Dr. Muhammad Zain, Direktur GTK Madrasah Kemenag RI, menjelaskan bahwa Imam Jalaluddin as-Suyuthi menolak semua jabatan politik demi menjaga produktivitas menulis. Hal itu disampaikannya dalam diskusi yang diselenggarakan Dialektika Institute bekerja sama dengan ICMI Muda, Lembaga Survei Independen Nusantara, dan Kliksaja.co pada Minggu (17/04/2022). Tema yang diangkat pada diskusu ini ialah “Mengenal Figur Jalaluddin as-Suyuthi dan Corak Tafsirnya.”
Di awal pemaparannya, Muhammad Zain mengatakan bahwa sedari lahir, Imam as-Suyuthi dikenal sebagai sosok yang bergelut dengan dunia literasi. “Imam As-Suyuthi juga dikenal sebagai ibn al-kutub, yang jika diterjemahkan ke dalam bahasa Indonesia diartikan sebagai anak buku. Beliau konon pasca dilahirkan diletakkan di atas tumpukan buku. Berangkat dari ini, sejak lahir, as-Suyuthi selalu disebut sebagai ulama yang ensiklopedis,” jelas Muhammad Zain, Direktur GTK Madrasah.
Disebut ensiklopedis karena Jalaluddin as-Suyuthi memproduksi ratusan karya. “Bahkan karya as-Suyuthi mencapai sekitar 433 karya. Ini menunjukkan keluasan ilmu beliau yang melingkupi fikih, usul fikih, hadis dan lain-lain,” jelas Zain.

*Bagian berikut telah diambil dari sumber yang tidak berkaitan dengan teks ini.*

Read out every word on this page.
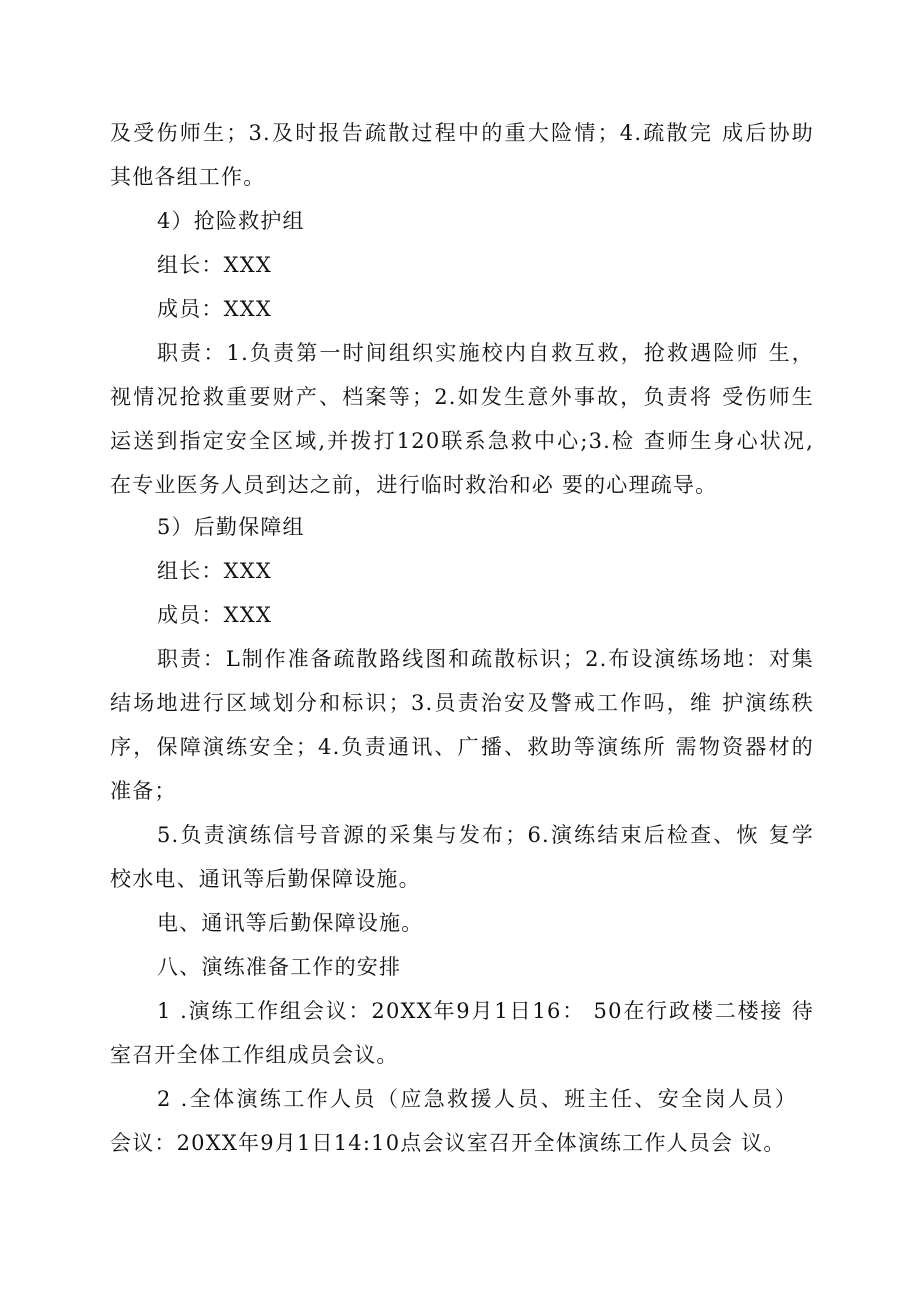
及受伤师生；3.及时报告疏散过程中的重大险情；4.疏散完 成后协助
其他各组工作。
4）抢险救护组
组长：XXX
成员：XXX
职责：1.负责第一时间组织实施校内自救互救，抢救遇险师 生，
视情况抢救重要财产、档案等；2.如发生意外事故，负责将 受伤师生
运送到指定安全区域,并拨打120联系急救中心;3.检 查师生身心状况,
在专业医务人员到达之前，进行临时救治和必 要的心理疏导。
5）后勤保障组
组长：XXX
成员：XXX
职责：L制作准备疏散路线图和疏散标识；2.布设演练场地：对集
结场地进行区域划分和标识；3.员责治安及警戒工作吗，维 护演练秩
序，保障演练安全；4.负责通讯、广播、救助等演练所 需物资器材的
准备；
5.负责演练信号音源的采集与发布；6.演练结束后检查、恢 复学
校水电、通讯等后勤保障设施。
电、通讯等后勤保障设施。
八、演练准备工作的安排
1 .演练工作组会议：20XX年9月1日16： 50在行政楼二楼接 待
室召开全体工作组成员会议。
2 .全体演练工作人员（应急救援人员、班主任、安全岗人员）
会议：20XX年9月1日14:10点会议室召开全体演练工作人员会 议。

Konon, karena sangat produktif menulis, Imam as-Suyuthi pun wafat akibat tangannya yang bengkak karena selalu menghabiskan waktu untuk menulis karya. “Banyak sekali memang kisah di kalangan para ulama kita yang karena saking cintanya pada ilmu sampai meninggal. Contohnya seperti Imam Muslim. Imam Nawawi pun sampai lupa makan hanya karena menulis karya. Beliau sampai disuapi makan oleh ibunya hanya karena focus menulis karya,” papar Zain.
Selain memaparkan produktivitas as-Suyuthi dalam menulis karya, Muhammad Zain ljuga memberikan catatan kritis terhadap produk tafsir yang dikemukakan oleh as-Suyuthi dalam kitab tafsirnya, Tafsir Jalalayn. Misalnya tafsir yang cenderung mengandung kebencian terhadap agama di luar agama Islam harus dipahami dalam konteksnya.
“Misalnya dalam tafsir akhir surat al-Fatihah, kita harus memahami tafsir yang benci kepada agama lain ini dalam konteksnya saat itu yang dimana masa as-Suyuthi hidup ialah masa perang Salib. Jadi amat wajar jika muncul tafsir seperti ini. Namun tafsir yang membangun kebencian terhadap agama lain ini jangan dianggap dan jangan dijadikan pegangan dan jangan pula diikuti. Semua punya konteksnya,” lanjut Zain.